The following are the five dimensions of the entertainment and media landscape, according to PwC analysts: demography, competition, consumption, geography, and business models. Simultaneous and interrelated, these five shifts influence and play off one another. They should serve as a serious call to action for both industry incumbents and new entrants to seek out growth opportunities in markets worldwide.
Shift 1. Demography: Youth will be served
Our analysis of national entertainment and media markets globally reveals an almost perfect correlation between the relative size of the under-35 population and growth in entertainment and media spending—confirming that younger consumers are now the primary drivers of global growth. Our analysis of total entertainment and media revenue growth in the world’s 10 youngest and 10 oldest markets in demographic terms reveals that, on average, entertainment and media spending in the 10 youngest markets is growing three times as rapidly as in the 10 oldest markets.
Shift 2. Competition: Content is still king
In a world where Netflix can launch in 130 new countries in a single day, it’s easy to assume that content is becoming more globally homogeneous. But the reality is that content is being redefined by forces of globalisation and localisation simultaneously—and that while much of the industry is growing more global, content tastes and cultures remain steadfastly local.
Shift 3. Consumption: The joy of bundles
The ability for consumers to design and curate their own media diet has been one of the most powerful trends to emerge in the industry. But the bundle is far from dead, with video and cable incumbents—which were initially slow off the mark—now fighting back by offering their content on an integrated omnichannel basis, on TV, laptop, tablet, and smartphone. As take-up of these new-style bundles grows, we believe the bulk of digital OTT mass-market services will gradually be reabsorbed into aggregated offerings that will echo the traditional analogue-style bundle, but that will be more flexibly priced and available on a full range of devices. When this happens, the competitive battle may move up a notch, as cable, technology, and telecom players fight over gaining access to distribution.
Shift 4. Geography: Growth Markets
Generally, entertainment and media companies had one set of expectations about developed markets (slow growth, low regulation, easier to access) and another about developing markets (rapid growth, high regulation, harder to access). But the dynamics are shifting rapidly as disruption pushes markets to develop in different ways, meaning “opportunity” economies—even within the same region—can display significantly varied growth patterns.

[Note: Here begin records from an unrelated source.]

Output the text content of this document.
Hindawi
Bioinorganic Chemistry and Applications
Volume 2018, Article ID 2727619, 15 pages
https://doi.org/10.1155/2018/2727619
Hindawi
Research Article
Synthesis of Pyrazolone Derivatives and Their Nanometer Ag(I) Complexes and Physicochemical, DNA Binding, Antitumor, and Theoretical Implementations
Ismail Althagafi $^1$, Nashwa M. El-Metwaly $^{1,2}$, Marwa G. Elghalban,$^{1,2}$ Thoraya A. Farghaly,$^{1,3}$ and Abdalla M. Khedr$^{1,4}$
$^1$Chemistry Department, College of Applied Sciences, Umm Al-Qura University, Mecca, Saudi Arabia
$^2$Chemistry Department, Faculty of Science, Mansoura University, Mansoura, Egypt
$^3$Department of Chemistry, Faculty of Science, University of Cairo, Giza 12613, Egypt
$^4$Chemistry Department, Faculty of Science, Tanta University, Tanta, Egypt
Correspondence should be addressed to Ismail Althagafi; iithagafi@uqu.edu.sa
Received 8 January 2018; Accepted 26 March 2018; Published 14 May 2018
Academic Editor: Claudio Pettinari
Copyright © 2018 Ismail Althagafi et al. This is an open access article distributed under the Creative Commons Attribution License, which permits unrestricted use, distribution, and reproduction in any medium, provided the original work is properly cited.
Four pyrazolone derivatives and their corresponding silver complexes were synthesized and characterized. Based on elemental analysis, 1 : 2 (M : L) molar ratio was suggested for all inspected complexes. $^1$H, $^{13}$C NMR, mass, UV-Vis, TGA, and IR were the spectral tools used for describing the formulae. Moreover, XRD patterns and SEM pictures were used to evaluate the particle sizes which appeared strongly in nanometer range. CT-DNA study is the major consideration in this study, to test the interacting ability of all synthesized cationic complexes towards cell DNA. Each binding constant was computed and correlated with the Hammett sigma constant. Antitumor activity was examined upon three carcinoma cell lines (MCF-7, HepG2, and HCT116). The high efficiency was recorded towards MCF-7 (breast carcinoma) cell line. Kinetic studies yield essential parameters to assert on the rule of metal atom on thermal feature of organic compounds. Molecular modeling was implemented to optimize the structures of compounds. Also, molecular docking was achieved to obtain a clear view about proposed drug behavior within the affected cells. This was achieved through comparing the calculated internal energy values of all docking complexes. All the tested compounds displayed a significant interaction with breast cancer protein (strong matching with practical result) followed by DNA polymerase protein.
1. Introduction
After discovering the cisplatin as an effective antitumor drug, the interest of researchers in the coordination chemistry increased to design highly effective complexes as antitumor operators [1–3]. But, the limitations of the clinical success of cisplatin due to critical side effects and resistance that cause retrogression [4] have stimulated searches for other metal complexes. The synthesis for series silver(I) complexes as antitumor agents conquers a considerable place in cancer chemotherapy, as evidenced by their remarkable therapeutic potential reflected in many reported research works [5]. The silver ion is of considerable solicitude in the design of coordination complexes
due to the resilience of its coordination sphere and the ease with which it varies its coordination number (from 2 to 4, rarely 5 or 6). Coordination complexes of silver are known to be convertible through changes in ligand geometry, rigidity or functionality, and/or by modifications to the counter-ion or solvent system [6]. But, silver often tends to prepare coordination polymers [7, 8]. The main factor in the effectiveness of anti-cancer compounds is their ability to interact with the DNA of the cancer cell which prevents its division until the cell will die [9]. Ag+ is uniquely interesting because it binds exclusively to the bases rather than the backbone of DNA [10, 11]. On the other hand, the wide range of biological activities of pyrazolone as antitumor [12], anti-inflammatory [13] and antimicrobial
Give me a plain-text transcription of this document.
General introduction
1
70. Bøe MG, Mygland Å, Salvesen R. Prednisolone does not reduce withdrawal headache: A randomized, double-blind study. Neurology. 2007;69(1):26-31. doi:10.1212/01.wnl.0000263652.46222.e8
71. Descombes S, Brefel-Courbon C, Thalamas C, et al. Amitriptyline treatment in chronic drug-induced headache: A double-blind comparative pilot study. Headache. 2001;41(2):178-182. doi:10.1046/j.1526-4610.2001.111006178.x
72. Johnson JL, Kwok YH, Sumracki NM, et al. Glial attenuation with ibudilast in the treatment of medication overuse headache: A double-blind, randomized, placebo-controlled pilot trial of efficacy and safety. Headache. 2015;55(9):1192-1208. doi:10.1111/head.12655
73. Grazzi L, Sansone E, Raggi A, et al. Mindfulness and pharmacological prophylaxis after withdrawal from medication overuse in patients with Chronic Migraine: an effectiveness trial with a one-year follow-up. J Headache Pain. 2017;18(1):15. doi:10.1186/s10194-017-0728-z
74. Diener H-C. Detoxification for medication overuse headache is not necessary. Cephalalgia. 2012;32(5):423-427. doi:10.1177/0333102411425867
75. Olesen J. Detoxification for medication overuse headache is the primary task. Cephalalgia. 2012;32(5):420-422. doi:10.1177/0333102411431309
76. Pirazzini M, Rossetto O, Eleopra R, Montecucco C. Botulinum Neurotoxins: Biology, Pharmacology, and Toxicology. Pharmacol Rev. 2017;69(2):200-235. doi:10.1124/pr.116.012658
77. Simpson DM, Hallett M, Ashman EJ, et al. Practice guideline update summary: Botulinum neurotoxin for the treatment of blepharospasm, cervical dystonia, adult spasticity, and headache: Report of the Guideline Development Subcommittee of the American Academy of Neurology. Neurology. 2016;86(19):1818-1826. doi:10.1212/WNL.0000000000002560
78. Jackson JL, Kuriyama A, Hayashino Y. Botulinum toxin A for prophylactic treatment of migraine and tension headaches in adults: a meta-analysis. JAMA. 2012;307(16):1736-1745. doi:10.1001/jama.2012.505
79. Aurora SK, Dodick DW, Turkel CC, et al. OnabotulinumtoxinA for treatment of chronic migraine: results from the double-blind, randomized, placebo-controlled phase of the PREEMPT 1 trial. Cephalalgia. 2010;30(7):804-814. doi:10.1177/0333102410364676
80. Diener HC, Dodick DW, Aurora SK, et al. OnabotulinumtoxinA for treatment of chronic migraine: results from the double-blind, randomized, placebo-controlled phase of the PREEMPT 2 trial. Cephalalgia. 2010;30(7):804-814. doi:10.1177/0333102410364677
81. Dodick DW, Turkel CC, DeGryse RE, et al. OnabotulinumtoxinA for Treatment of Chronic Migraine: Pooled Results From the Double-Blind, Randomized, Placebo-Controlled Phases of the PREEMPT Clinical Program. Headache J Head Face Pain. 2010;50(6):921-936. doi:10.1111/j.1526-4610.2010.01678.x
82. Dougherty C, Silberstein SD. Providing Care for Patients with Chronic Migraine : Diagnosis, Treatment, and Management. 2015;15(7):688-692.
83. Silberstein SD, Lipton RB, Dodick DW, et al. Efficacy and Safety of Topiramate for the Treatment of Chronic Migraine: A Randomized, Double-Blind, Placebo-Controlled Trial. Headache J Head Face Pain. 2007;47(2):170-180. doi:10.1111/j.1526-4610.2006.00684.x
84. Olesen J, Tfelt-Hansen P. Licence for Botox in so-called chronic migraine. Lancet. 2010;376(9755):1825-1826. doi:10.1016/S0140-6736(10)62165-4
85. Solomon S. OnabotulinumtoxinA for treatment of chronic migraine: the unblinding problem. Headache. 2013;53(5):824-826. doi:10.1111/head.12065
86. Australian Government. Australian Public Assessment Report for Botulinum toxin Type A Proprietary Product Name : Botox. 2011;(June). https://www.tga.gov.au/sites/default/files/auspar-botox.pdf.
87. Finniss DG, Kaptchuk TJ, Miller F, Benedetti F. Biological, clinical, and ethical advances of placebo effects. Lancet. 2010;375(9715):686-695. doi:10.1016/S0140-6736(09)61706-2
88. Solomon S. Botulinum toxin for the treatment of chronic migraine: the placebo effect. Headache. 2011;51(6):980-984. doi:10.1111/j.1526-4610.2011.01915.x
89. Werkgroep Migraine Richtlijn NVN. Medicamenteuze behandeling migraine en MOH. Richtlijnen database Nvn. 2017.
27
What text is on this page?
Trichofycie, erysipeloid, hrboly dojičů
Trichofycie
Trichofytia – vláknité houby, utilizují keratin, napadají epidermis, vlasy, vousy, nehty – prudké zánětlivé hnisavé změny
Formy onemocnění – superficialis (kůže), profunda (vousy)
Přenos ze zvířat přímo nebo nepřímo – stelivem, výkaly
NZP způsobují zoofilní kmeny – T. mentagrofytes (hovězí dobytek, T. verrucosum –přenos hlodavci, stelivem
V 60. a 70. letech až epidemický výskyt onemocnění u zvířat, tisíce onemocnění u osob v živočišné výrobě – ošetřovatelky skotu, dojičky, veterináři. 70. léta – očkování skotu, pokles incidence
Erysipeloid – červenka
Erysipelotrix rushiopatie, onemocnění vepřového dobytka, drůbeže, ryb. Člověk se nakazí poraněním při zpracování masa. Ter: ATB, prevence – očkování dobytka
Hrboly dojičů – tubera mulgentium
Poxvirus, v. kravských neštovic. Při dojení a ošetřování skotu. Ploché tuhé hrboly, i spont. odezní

Shift 5. Business models: Transforming with trust
Today’s entertainment and media market includes technology companies racing to become hybrid content companies, and traditional publishers evolving the other way to emerge as hybrid technology companies. This underlines how the growth of technology and digitisation is acting as a centrifugal force—breaking up existing relationships; pushing large, generalist entities to give way to smaller specialists; and allowing smaller, nimble competitors to beat out incumbents. For incumbent advertising agencies, this opens up an opportunity to reorient themselves to become invaluable to markets, by bringing together programmatic capabilities, analytics, data aggregation, and native content to create the new “super” agency.